8/1/22
“Be kind to yourself,”
I mutter,
I chastise.
“Give yourself some grace,”
I correct before anyone can deem me too harsh.
Lately, my self-image has been all over the place.
Before I go forward, let me tell you a little bit about my mom. I could go on and on about her –
she is strong. She is soft. Her hair is curlier than mine, forms these darling ringlets that she can whip up into the classiest updo at a moment’s notice.
She laughs loudly. She is passionate, quick to defend those who need defending. She is always herself.
As I grow older, I hold more tightly to the things she taught me, and her demonstration of authenticity resonates the most.
In moments of doubt, I’ve comforted myself with this resonation. “At least it was me. At least I showed up as me. At least I didn’t hold back. At least…”

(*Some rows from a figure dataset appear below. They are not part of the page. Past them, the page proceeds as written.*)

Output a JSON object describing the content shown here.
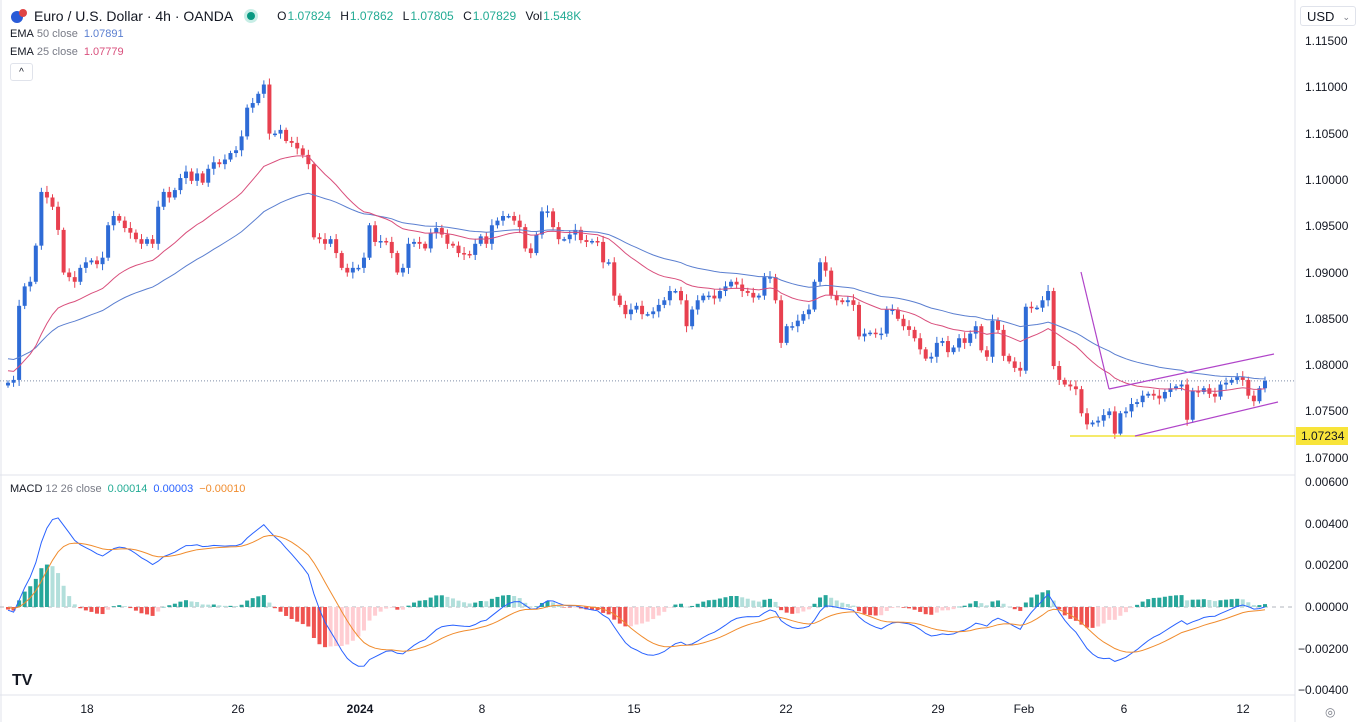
{
  "header": {
    "symbol_title": "Euro / U.S. Dollar · 4h · OANDA",
    "status": "market-open",
    "ohlc": [
      {
        "k": "O",
        "v": "1.07824"
      },
      {
        "k": "H",
        "v": "1.07862"
      },
      {
        "k": "L",
        "v": "1.07805"
      },
      {
        "k": "C",
        "v": "1.07829"
      },
      {
        "k": "Vol",
        "v": "1.548K"
      }
    ],
    "collapse_label": "^",
    "currency": "USD"
  },
  "indicators": {
    "ema50": {
      "name": "EMA",
      "params": "50 close",
      "value": "1.07891",
      "color": "#5b7fd0"
    },
    "ema25": {
      "name": "EMA",
      "params": "25 close",
      "value": "1.07779",
      "color": "#d94f7c"
    },
    "macd": {
      "name": "MACD",
      "params": "12 26 close",
      "hist": "0.00014",
      "macd": "0.00003",
      "signal": "−0.00010"
    }
  },
  "colors": {
    "up": "#2e6bd6",
    "down": "#e8404f",
    "macd_line": "#2962ff",
    "signal_line": "#f08c2e",
    "hist_up_strong": "#26a69a",
    "hist_up_weak": "#b2dfdb",
    "hist_down_strong": "#ef5350",
    "hist_down_weak": "#ffcdd2",
    "support": "#f2e33a",
    "channel": "#b044c9"
  },
  "chart_data": [
    {
      "type": "candlestick",
      "title": "Euro / U.S. Dollar · 4h · OANDA",
      "x_ticks": [
        "18",
        "26",
        "2024",
        "8",
        "15",
        "22",
        "29",
        "Feb",
        "6",
        "12"
      ],
      "y_ticks": [
        "1.11500",
        "1.11000",
        "1.10500",
        "1.10000",
        "1.09500",
        "1.09000",
        "1.08500",
        "1.08000",
        "1.07500",
        "1.07000"
      ],
      "ylim": [
        1.0695,
        1.1165
      ],
      "current_price": 1.07829,
      "support_level": {
        "value": 1.07234,
        "label": "1.07234"
      },
      "overlays": [
        "EMA 50",
        "EMA 25",
        "rising channel",
        "trend line"
      ],
      "close": [
        1.0781,
        1.0784,
        1.0864,
        1.0885,
        1.089,
        1.0929,
        1.0987,
        1.0981,
        1.0971,
        1.0946,
        1.09,
        1.0895,
        1.089,
        1.0905,
        1.0911,
        1.0913,
        1.0909,
        1.0916,
        1.0951,
        1.0961,
        1.0956,
        1.0948,
        1.0943,
        1.0936,
        1.0931,
        1.0936,
        1.0931,
        1.0971,
        1.0987,
        1.0981,
        1.0989,
        1.1002,
        1.1009,
        1.0999,
        1.1007,
        1.0997,
        1.1012,
        1.1019,
        1.1017,
        1.1022,
        1.1029,
        1.1032,
        1.1047,
        1.1078,
        1.1083,
        1.1093,
        1.1103,
        1.105,
        1.105,
        1.1054,
        1.1042,
        1.104,
        1.1034,
        1.1027,
        1.1017,
        1.0938,
        1.0936,
        1.0931,
        1.0936,
        1.0921,
        1.0905,
        1.09,
        1.0905,
        1.0905,
        1.0916,
        1.0951,
        1.0933,
        1.0934,
        1.0933,
        1.0921,
        1.09,
        1.0905,
        1.0931,
        1.0933,
        1.0931,
        1.0926,
        1.0943,
        1.0948,
        1.0941,
        1.0931,
        1.0929,
        1.0921,
        1.092,
        1.0919,
        1.0931,
        1.0939,
        1.0931,
        1.0951,
        1.0956,
        1.0961,
        1.0961,
        1.0956,
        1.0949,
        1.0926,
        1.0921,
        1.0941,
        1.0966,
        1.0966,
        1.0949,
        1.0936,
        1.0936,
        1.0941,
        1.0946,
        1.0935,
        1.0933,
        1.0934,
        1.0933,
        1.0911,
        1.0911,
        1.0875,
        1.0865,
        1.0855,
        1.086,
        1.0864,
        1.0855,
        1.0855,
        1.0858,
        1.0865,
        1.087,
        1.088,
        1.088,
        1.087,
        1.0842,
        1.086,
        1.087,
        1.0875,
        1.0875,
        1.0872,
        1.088,
        1.0885,
        1.089,
        1.0887,
        1.088,
        1.0878,
        1.0873,
        1.0875,
        1.0895,
        1.0895,
        1.087,
        1.0824,
        1.0842,
        1.0842,
        1.0848,
        1.0855,
        1.086,
        1.089,
        1.0911,
        1.0902,
        1.0875,
        1.087,
        1.0868,
        1.087,
        1.0865,
        1.0831,
        1.0834,
        1.0835,
        1.0834,
        1.0834,
        1.086,
        1.086,
        1.085,
        1.0842,
        1.0838,
        1.0829,
        1.0817,
        1.0807,
        1.0809,
        1.0824,
        1.0826,
        1.0814,
        1.0819,
        1.0829,
        1.0824,
        1.0834,
        1.0842,
        1.0816,
        1.0809,
        1.0848,
        1.0838,
        1.081,
        1.0804,
        1.0797,
        1.0794,
        1.0863,
        1.0862,
        1.0862,
        1.087,
        1.088,
        1.0799,
        1.0784,
        1.0779,
        1.0777,
        1.0774,
        1.0748,
        1.0736,
        1.0738,
        1.074,
        1.0746,
        1.075,
        1.0726,
        1.0748,
        1.075,
        1.0758,
        1.076,
        1.0767,
        1.0769,
        1.0767,
        1.0764,
        1.0771,
        1.0775,
        1.0777,
        1.0779,
        1.0741,
        1.0772,
        1.0771,
        1.0775,
        1.0769,
        1.0766,
        1.0779,
        1.0781,
        1.0784,
        1.0787,
        1.0784,
        1.0767,
        1.0761,
        1.0775,
        1.0783
      ]
    },
    {
      "type": "line",
      "title": "MACD 12 26 close",
      "y_ticks": [
        "0.00600",
        "0.00400",
        "0.00200",
        "0.00000",
        "−0.00200",
        "−0.00400"
      ],
      "ylim": [
        -0.0042,
        0.0063
      ],
      "series": [
        "histogram",
        "MACD",
        "signal"
      ]
    }
  ]
}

I have been on a few dates over the last few weeks. “You’ve gotta get back out there, Leah, at least try.” I’m glad I have, but rejection feels like jumping into an ice cold lake in the dead of winter. Shocking.
Rejection begs for a scapegoat – so why not me? Why not my sense of humor? Why not my weight? Why not all my lack?
I’ll probably always be rough around the edges. Will say things that I don’t mean, will get frustrated with the way things play out, will hold myself at a distance from you. From me.
It’s messy messy messy – to grow.
I am strong, I am soft. My hair doesn’t form darling ringlets, but it is uniquely mine.
I am quick to laugh. I am passionate, quick to listen to those who need an attentive ear. I am learning to be myself even on the days when I wish I was more like someone else.
Sweetly, tenderly, I whisper, “Be kind to yourself. Give yourself some grace.”